Catalytic cracking of three-ring polycyclic aromatic hydrocarbons in the presence of hydrogen donors

Abstract

Catalytic cracking of three-ring polycyclic aromatic hydrocarbons (PAHs) in the residue fluid catalytic cracking (RFCC) process was investigated. Catalytic cracking of mixtures of three-ring PAHs and various model hydrocarbons was carried out using RFCC equilibrium catalysts. Most of the three-ring PAHs were converted to coke in the absence of hydrogen donors, whereas coke formation was suppressed and decomposition of three-ring PAHs was promoted in the presence of aliphatic hydrocarbons, saturated rings, and aromatic ring side chains.
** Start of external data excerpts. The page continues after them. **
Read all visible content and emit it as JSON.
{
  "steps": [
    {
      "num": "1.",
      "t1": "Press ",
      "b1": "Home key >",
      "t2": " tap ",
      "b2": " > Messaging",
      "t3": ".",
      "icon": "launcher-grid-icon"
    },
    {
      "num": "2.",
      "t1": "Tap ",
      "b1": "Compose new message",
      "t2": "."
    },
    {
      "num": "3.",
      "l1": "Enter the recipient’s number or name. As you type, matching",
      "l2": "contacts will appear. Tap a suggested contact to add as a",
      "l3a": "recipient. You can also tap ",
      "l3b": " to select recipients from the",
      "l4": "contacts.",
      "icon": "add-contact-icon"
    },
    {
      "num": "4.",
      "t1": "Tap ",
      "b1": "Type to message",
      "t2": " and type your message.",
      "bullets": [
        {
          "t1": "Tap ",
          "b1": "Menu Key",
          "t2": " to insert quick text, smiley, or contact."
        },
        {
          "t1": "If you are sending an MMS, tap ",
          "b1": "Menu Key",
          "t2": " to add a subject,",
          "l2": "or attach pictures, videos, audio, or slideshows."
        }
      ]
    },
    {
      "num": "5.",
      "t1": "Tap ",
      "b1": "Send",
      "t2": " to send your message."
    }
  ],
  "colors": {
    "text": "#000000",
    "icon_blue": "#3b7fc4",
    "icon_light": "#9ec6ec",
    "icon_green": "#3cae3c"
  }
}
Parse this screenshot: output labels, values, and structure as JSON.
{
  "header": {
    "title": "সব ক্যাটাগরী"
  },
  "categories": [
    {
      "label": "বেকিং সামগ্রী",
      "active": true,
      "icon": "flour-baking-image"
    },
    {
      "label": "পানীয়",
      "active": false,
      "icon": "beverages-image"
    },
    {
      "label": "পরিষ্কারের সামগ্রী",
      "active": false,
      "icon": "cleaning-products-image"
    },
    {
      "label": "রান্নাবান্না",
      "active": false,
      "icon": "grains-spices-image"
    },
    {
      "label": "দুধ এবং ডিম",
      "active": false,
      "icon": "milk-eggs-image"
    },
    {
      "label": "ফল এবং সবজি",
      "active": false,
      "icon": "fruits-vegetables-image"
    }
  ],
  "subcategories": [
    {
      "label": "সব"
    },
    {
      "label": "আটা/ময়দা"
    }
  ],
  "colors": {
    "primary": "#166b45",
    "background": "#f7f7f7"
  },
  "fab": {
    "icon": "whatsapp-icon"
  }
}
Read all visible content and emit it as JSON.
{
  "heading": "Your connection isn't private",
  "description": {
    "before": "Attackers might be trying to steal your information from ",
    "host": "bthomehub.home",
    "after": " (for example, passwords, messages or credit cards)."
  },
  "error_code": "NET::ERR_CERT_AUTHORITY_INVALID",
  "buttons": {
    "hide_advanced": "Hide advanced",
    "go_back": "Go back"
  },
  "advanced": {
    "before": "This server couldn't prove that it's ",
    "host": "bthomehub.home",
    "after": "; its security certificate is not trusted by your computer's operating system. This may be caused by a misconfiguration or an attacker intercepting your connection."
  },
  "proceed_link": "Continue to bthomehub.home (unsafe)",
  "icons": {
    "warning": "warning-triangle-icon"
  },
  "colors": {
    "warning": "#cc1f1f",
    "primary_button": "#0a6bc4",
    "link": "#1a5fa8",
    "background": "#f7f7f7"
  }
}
Three-ring PAHs were first converted to noncondensed two-ring PAHs and subsequently decomposed to monocyclic aromatic hydrocarbons and condensed two-ring PAHs. This reaction can be depicted by partial hydrogenation of three-ring PAHs by hydrogen transfer reaction with coexisting hydrogen donors and sequential cracking of saturated rings. When a hydrogen donor was sufficiently present, cracking of saturated rings was the rate-determining step, and the reaction can be accelerated by increasing the reaction temperature or using a catalyst with a high acid content. These results are expected to lead to the effective utilization of heavy oil by promoting PAH cracking in the RFCC process.